Camille Norment’s exhibition “Plexus” at Dia Art Foundation in Chelsea is in two parts, each in a separate, cavernous exhibition space connected by a door. In the first part a gleaming brass sculpture is in the middle of the room; it could be an inverted bell, bowl, perhaps a Tibetan or Himalayan singing bowl, or an outsize version of a musical horn. Above, descending from the ceiling, is a teardrop form, also suggesting a clapper as well as a pendant.
Both brass sculptures are flat-out gorgeous. Bedazzling in the mostly empty room, and with a reverential air, they summon and welcome viewers while reflecting light and viewers on their surfaces. Above, near the ceiling, are four microphones on long poles, each pointed toward the objects, creating what the exhibition text calls “an autonomous feedback loop” with ambient sound directed toward the sculptures, which amplify it and cast it back into the space.

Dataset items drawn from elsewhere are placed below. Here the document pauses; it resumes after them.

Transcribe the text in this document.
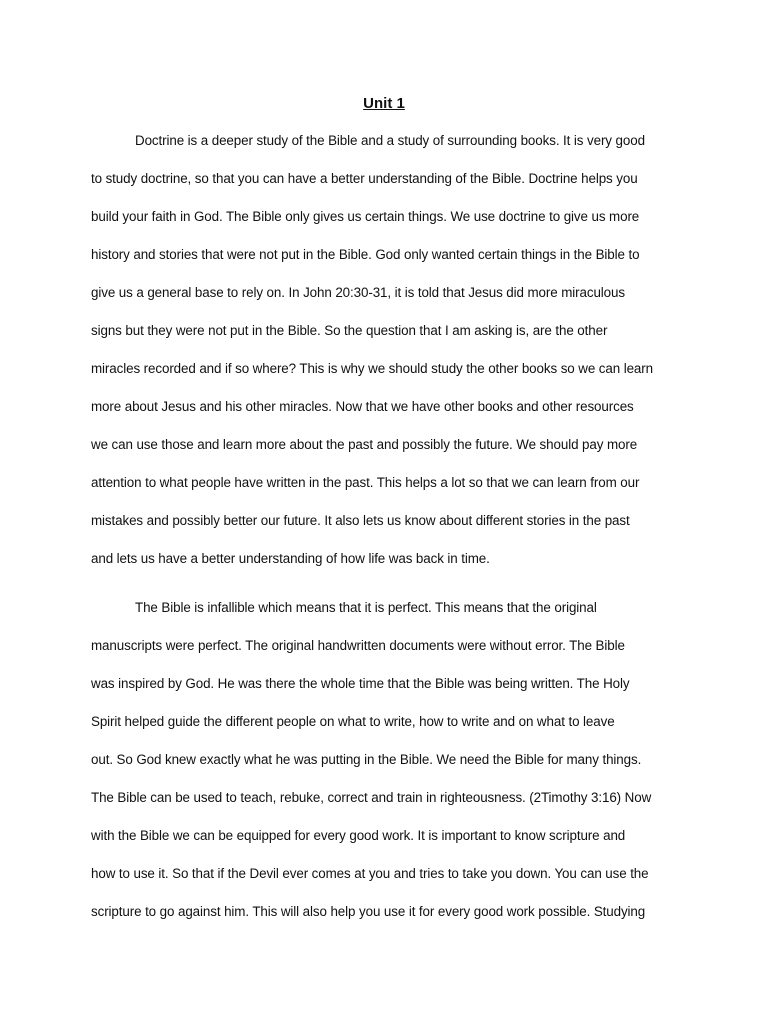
Unit 1
Doctrine is a deeper study of the Bible and a study of surrounding books. It is very good
to study doctrine, so that you can have a better understanding of the Bible. Doctrine helps you
build your faith in God. The Bible only gives us certain things. We use doctrine to give us more
history and stories that were not put in the Bible. God only wanted certain things in the Bible to
give us a general base to rely on. In John 20:30-31, it is told that Jesus did more miraculous
signs but they were not put in the Bible. So the question that I am asking is, are the other
miracles recorded and if so where? This is why we should study the other books so we can learn
more about Jesus and his other miracles. Now that we have other books and other resources
we can use those and learn more about the past and possibly the future. We should pay more
attention to what people have written in the past. This helps a lot so that we can learn from our
mistakes and possibly better our future. It also lets us know about different stories in the past
and lets us have a better understanding of how life was back in time.
The Bible is infallible which means that it is perfect. This means that the original
manuscripts were perfect. The original handwritten documents were without error. The Bible
was inspired by God. He was there the whole time that the Bible was being written. The Holy
Spirit helped guide the different people on what to write, how to write and on what to leave
out. So God knew exactly what he was putting in the Bible. We need the Bible for many things.
The Bible can be used to teach, rebuke, correct and train in righteousness. (2Timothy 3:16) Now
with the Bible we can be equipped for every good work. It is important to know scripture and
how to use it. So that if the Devil ever comes at you and tries to take you down. You can use the
scripture to go against him. This will also help you use it for every good work possible. Studying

The brass sculptures resonate with mesmerizing sounds which spread through the room. The checklist notes sine waves as one of the art materials; that’s about as pure and crystalline as things get. The text also notes that the sound contains “spectral artifacts” and “static” of 1960s and ’70s radio broadcasts, including those addressing “social and environmental struggles”; I couldn’t make this out very well. The high-pitched sounds are often subtle, but at other times pronounced and insistent. They also constantly change with the movement of viewers, whether one is up close or distant, and with flowing wind as the doors open and close. Viewers here are not just consumers but also (as I experienced) rapt participants. They change the music, and the music changes them.

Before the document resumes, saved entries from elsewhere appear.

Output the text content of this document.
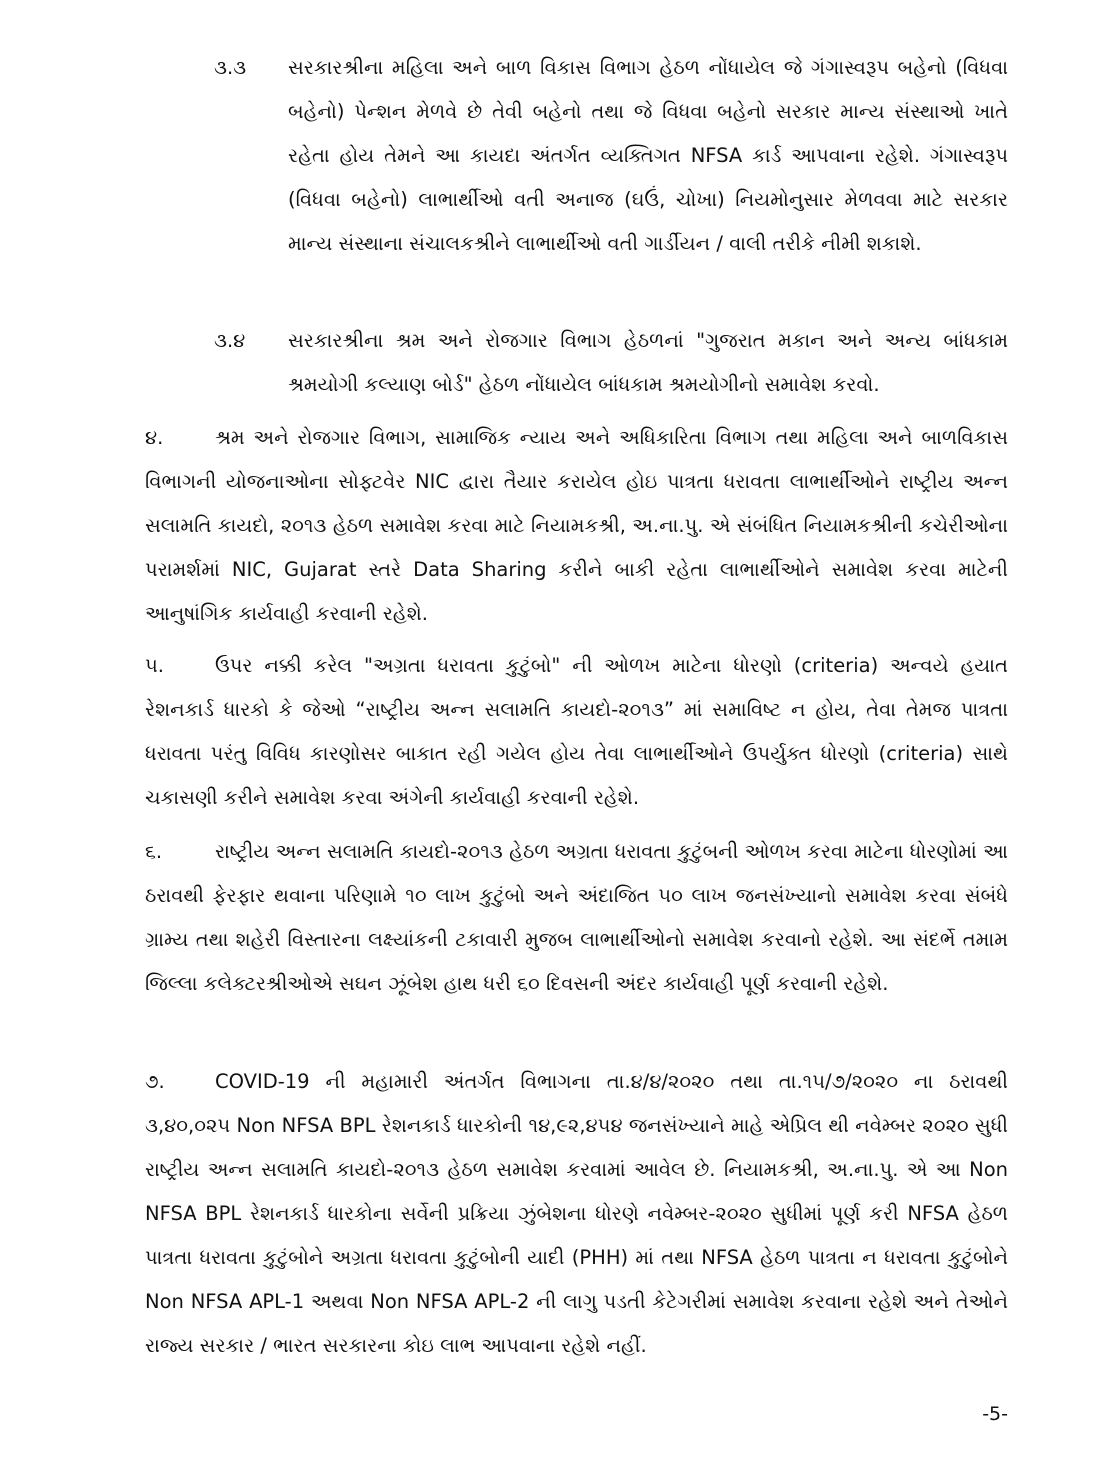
૩.૩ સરકારશ્રીના મહિલા અને બાળ વિકાસ વિભાગ હેઠળ નોંધાયેલ જે ગંગાસ્વરૂપ બહેનો (વિધવા બહેનો) પેન્શન મેળવે છે તેવી બહેનો તથા જે વિધવા બહેનો સરકાર માન્ય સંસ્થાઓ ખાતે રહેતા હોય તેમને આ કાયદા અંતર્ગત વ્યક્તિગત NFSA કાર્ડ આપવાના રહેશે. ગંગાસ્વરૂપ (વિધવા બહેનો) લાભાર્થીઓ વતી અનાજ (ઘઉં, ચોખા) નિયમોનુસાર મેળવવા માટે સરકાર માન્ય સંસ્થાના સંચાલકશ્રીને લાભાર્થીઓ વતી ગાર્ડીયન / વાલી તરીકે નીમી શકાશે.

૩.૪ સરકારશ્રીના શ્રમ અને રોજગાર વિભાગ હેઠળનાં "ગુજરાત મકાન અને અન્ય બાંધકામ શ્રમયોગી કલ્યાણ બોર્ડ" હેઠળ નોંધાયેલ બાંધકામ શ્રમયોગીનો સમાવેશ કરવો.

૪.	શ્રમ અને રોજગાર વિભાગ, સામાજિક ન્યાય અને અધિકારિતા વિભાગ તથા મહિલા અને બાળવિકાસ વિભાગની યોજનાઓના સોફ્ટવેર NIC દ્વારા તૈયાર કરાયેલ હોઇ પાત્રતા ધરાવતા લાભાર્થીઓને રાષ્ટ્રીય અન્ન સલામતિ કાયદો, ૨૦૧૩ હેઠળ સમાવેશ કરવા માટે નિયામકશ્રી, અ.ના.પુ. એ સંબંધિત નિયામકશ્રીની કચેરીઓના પરામર્શમાં NIC, Gujarat સ્તરે Data Sharing કરીને બાકી રહેતા લાભાર્થીઓને સમાવેશ કરવા માટેની આનુષાંગિક કાર્યવાહી કરવાની રહેશે.

૫.	ઉપર નક્કી કરેલ "અગ્રતા ધરાવતા કુટુંબો" ની ઓળખ માટેના ધોરણો (criteria) અન્વયે હયાત રેશનકાર્ડ ધારકો કે જેઓ “રાષ્ટ્રીય અન્ન સલામતિ કાયદો-૨૦૧૩” માં સમાવિષ્ટ ન હોય, તેવા તેમજ પાત્રતા ધરાવતા પરંતુ વિવિધ કારણોસર બાકાત રહી ગયેલ હોય તેવા લાભાર્થીઓને ઉપર્યુક્ત ધોરણો (criteria) સાથે ચકાસણી કરીને સમાવેશ કરવા અંગેની કાર્યવાહી કરવાની રહેશે.

૬.	રાષ્ટ્રીય અન્ન સલામતિ કાયદો-૨૦૧૩ હેઠળ અગ્રતા ધરાવતા કુટુંબની ઓળખ કરવા માટેના ધોરણોમાં આ ઠરાવથી ફેરફાર થવાના પરિણામે ૧૦ લાખ કુટુંબો અને અંદાજિત ૫૦ લાખ જનસંખ્યાનો સમાવેશ કરવા સંબંધે ગ્રામ્ય તથા શહેરી વિસ્તારના લક્ષ્યાંકની ટકાવારી મુજબ લાભાર્થીઓનો સમાવેશ કરવાનો રહેશે. આ સંદર્ભે તમામ જિલ્લા કલેક્ટરશ્રીઓએ સઘન ઝૂંબેશ હાથ ધરી ૬૦ દિવસની અંદર કાર્યવાહી પૂર્ણ કરવાની રહેશે.

૭.	COVID-19 ની મહામારી અંતર્ગત વિભાગના તા.૪/૪/૨૦૨૦ તથા તા.૧૫/૭/૨૦૨૦ ના ઠરાવથી ૩,૪૦,૦૨૫ Non NFSA BPL રેશનકાર્ડ ધારકોની ૧૪,૯૨,૪૫૪ જનસંખ્યાને માહે એપ્રિલ થી નવેમ્બર ૨૦૨૦ સુધી રાષ્ટ્રીય અન્ન સલામતિ કાયદો-૨૦૧૩ હેઠળ સમાવેશ કરવામાં આવેલ છે. નિયામકશ્રી, અ.ના.પુ. એ આ Non NFSA BPL રેશનકાર્ડ ધારકોના સર્વેની પ્રક્રિયા ઝુંબેશના ધોરણે નવેમ્બર-૨૦૨૦ સુધીમાં પૂર્ણ કરી NFSA હેઠળ પાત્રતા ધરાવતા કુટુંબોને અગ્રતા ધરાવતા કુટુંબોની યાદી (PHH) માં તથા NFSA હેઠળ પાત્રતા ન ધરાવતા કુટુંબોને Non NFSA APL-1 અથવા Non NFSA APL-2 ની લાગુ પડતી કેટેગરીમાં સમાવેશ કરવાના રહેશે અને તેઓને રાજ્ય સરકાર / ભારત સરકારના કોઇ લાભ આપવાના રહેશે નહીં.

-5-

The installation in the next room is much more elaborate, and specifically responds to the architecture, especially the impressive, vaulted ceiling full of dark brown wooden beams that loosely resemble the ribbing of a ship. Similarly colored beams are arrayed in different configurations as if they’ve spilled from the ceiling — they are leaning against the walls and gathered on the floor. Obviously precisely arranged, they also suggest haphazard industrial materials, perhaps from a demolished building, the aftermath of a severe storm, or some other trauma. This neighborhood was walloped by Hurricane Sandy in 2012, an extremely destructive storm linked to global warming. It has also gone through many convulsions and incarnations through the decades, with buildings torn down and new ones erected, people displaced and new ones arriving.

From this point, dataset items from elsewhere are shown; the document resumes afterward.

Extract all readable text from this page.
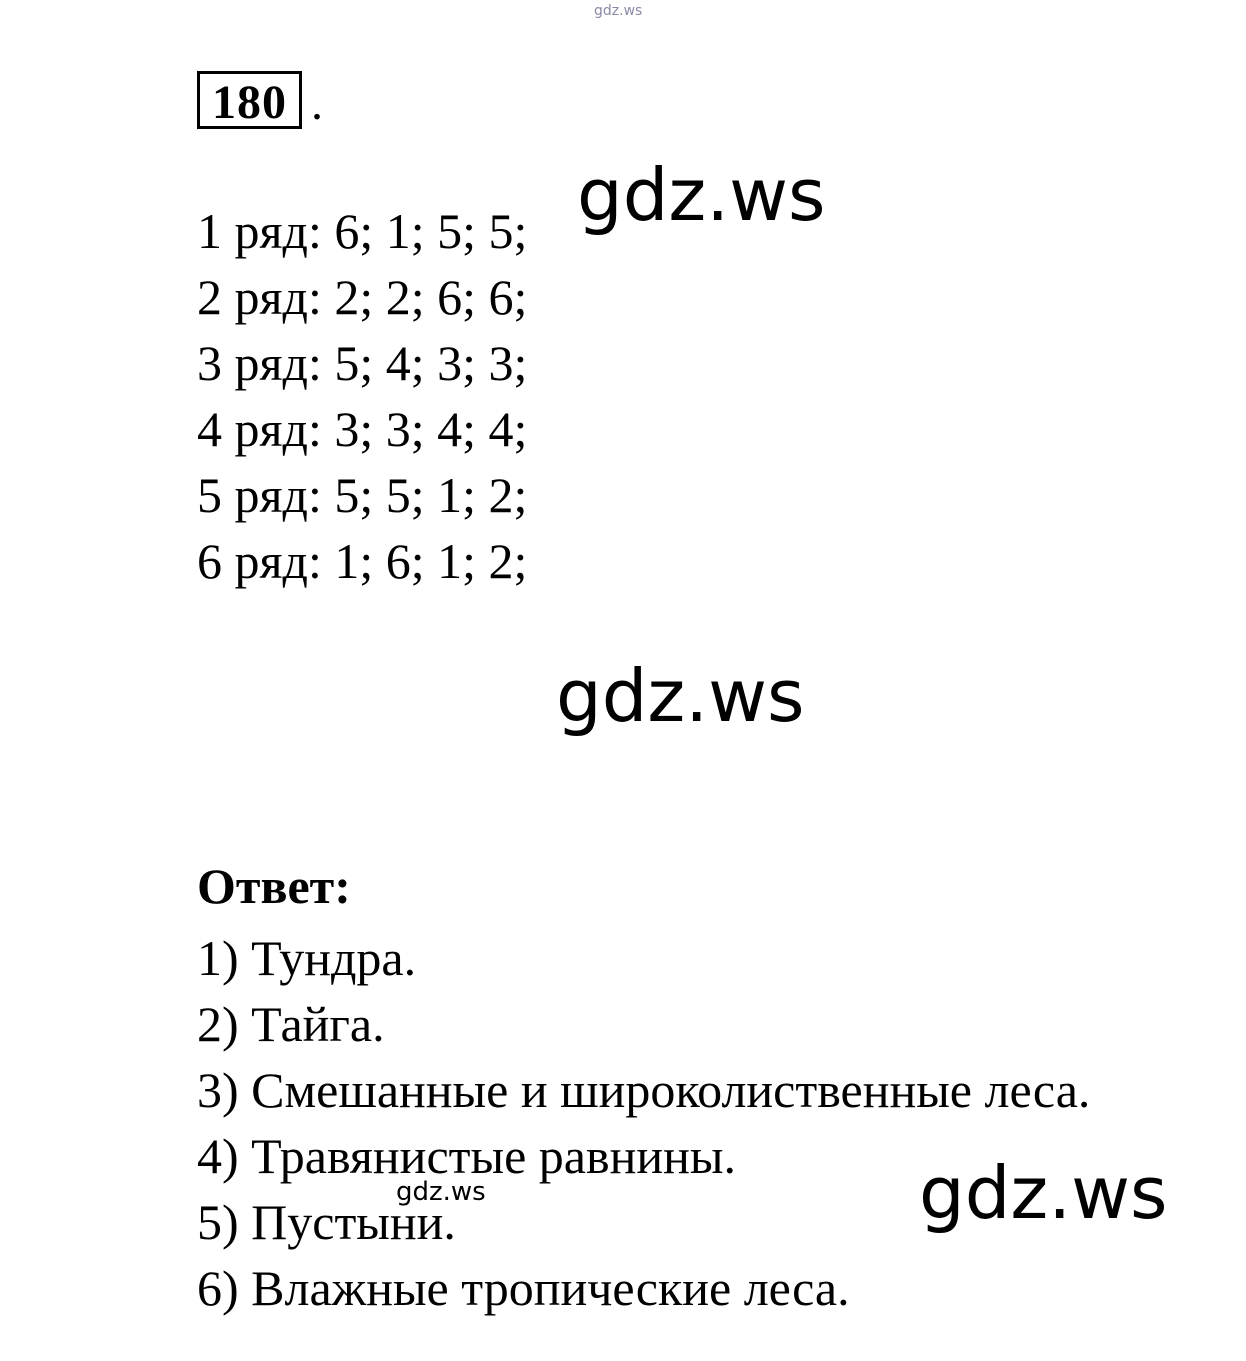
gdz.ws
180 .
1 ряд: 6; 1; 5; 5;
2 ряд: 2; 2; 6; 6;
3 ряд: 5; 4; 3; 3;
4 ряд: 3; 3; 4; 4;
5 ряд: 5; 5; 1; 2;
6 ряд: 1; 6; 1; 2;
gdz.ws
gdz.ws
Ответ:
1) Тундра.
2) Тайга.
3) Смешанные и широколиственные леса.
4) Травянистые равнины.
5) Пустыни.
6) Влажные тропические леса.
gdz.ws	gdz.ws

The entangled wooden beams also function as speakers, emitting a captivating, ever-changing choral soundtrack in twelve voices, both female and male, along with the intermittent sound of grinding teeth, which introduces a note of anxiety. The voices are low, somber, sometimes droning and mournful but also very lovely, even uplifting. One can sit or lie on the beams, surrendering to the flow of the music, hearing it as it travels — over there, across the room, behind one’s back, then suddenly right here beneath one, under this vibrating beam, which makes things suddenly intimate.